Para além da(s) sequência(s) diária(s) obrigatória(s) consagrada(s) ao primeiro
ministro. Mais o “direto” do antigos clientes do BES. Mais uns “faits divers”
de preferência criminais. E nada ou quase nada sobre a atualidade
internacional. E nada sobre a cultura e a ciência. E nada sobre tantos outros
domínios da atualidade com repercussões evidentes na vida de cada um de nós…
Ora, na atualidade em relação com o desporto, só o
tema do espancamento do pai adepto do clube vencedor, aos olhos do filho e do
avô, deveria ter merecido atenção. Evitando no entanto a cena de espancamento
repetida uma, duas, três e mais vezes no mesmo telejornal, e repetida diariamente
ao longo da semana. E procurando ir para além do simples aspeto emocional e aprofundar
a informação em termos de investigação. Da mesma maneira que a corrupção, as
prisões e a eleição na Fifa deveriam ter dado lugar a explicações de caráter
menos futebolístico, e mais económico, financeiro e geopolítico.

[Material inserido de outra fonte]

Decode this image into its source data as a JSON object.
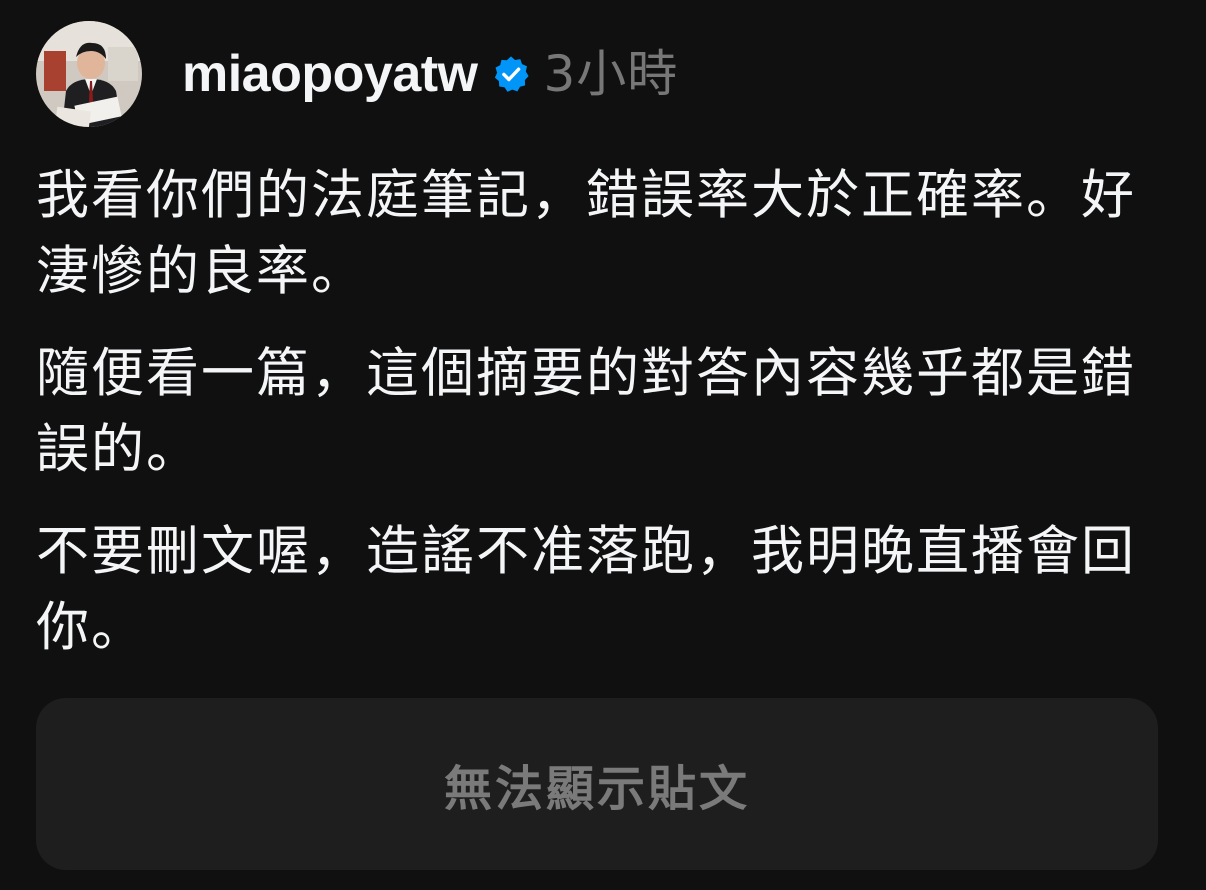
{
  "post": {
    "avatar": {
      "icon": "avatar-photo"
    },
    "username": "miaopoyatw",
    "verified_icon": "verified-badge-icon",
    "verified_color": "#0095f6",
    "timestamp": "3小時",
    "paragraphs": [
      "我看你們的法庭筆記，錯誤率大於正確率。好淒慘的良率。",
      "隨便看一篇，這個摘要的對答內容幾乎都是錯誤的。",
      "不要刪文喔，造謠不准落跑，我明晚直播會回你。"
    ],
    "embedded_post": {
      "text": "無法顯示貼文"
    }
  }
}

O massacre futebolístico destas últimas duas
semanas põe particularmente em evidência o facto que, neste país, diretores,
chefes de redação, chefes de serviço e simples jornalistas perderam toda a
noção de hierarquização dos factos de atualidade, de relativização dos factos e
de tratamento adequado a dar aos factos. Perderam muito simplesmente toda a
noção do que quer dizer cobrir a atualidade em termos jornalísticos, e não
veicular temas de comunicação e muito menos agir como provedoria de emoções
distrativas. Perderam a noção daquilo que é a função social do jornalismo, factor
de compreensão pelos cidadãos do mundo em que vivem e de inserção crítica na
vida quotidiana. E não estarem ao serviço da comunicação dos poderes instalados
(nomeadamente clubísticos), nem serem fomentadores de irracionalidade e
delírios estouvados.
Em democracia, diretores, chefes de redação,
chefes de serviço e simples jornalistas consideram-se livres e senhores das suas
iniciativas, mais ou menos ponderadas ou totalmente inconsistentes, sem terem
que prestar contas a ninguém. Esquecendo ou afirmando cinicamente não saberem
que, depois da família e da escola, os média são os principais formadores
culturais dos cidadãos. Que, hoje em dia, os média (e sobretudo a televisão) são
mesmo os principais catalisadores de cultura no sentido mais lato da palavra. E
se Portugal se encontra como se encontra no estado de miséria cultural em que
se encontra, esses diretores, chefes de redação, chefes de serviço e simples
jornalistas têm sérias responsabilidades no cartório…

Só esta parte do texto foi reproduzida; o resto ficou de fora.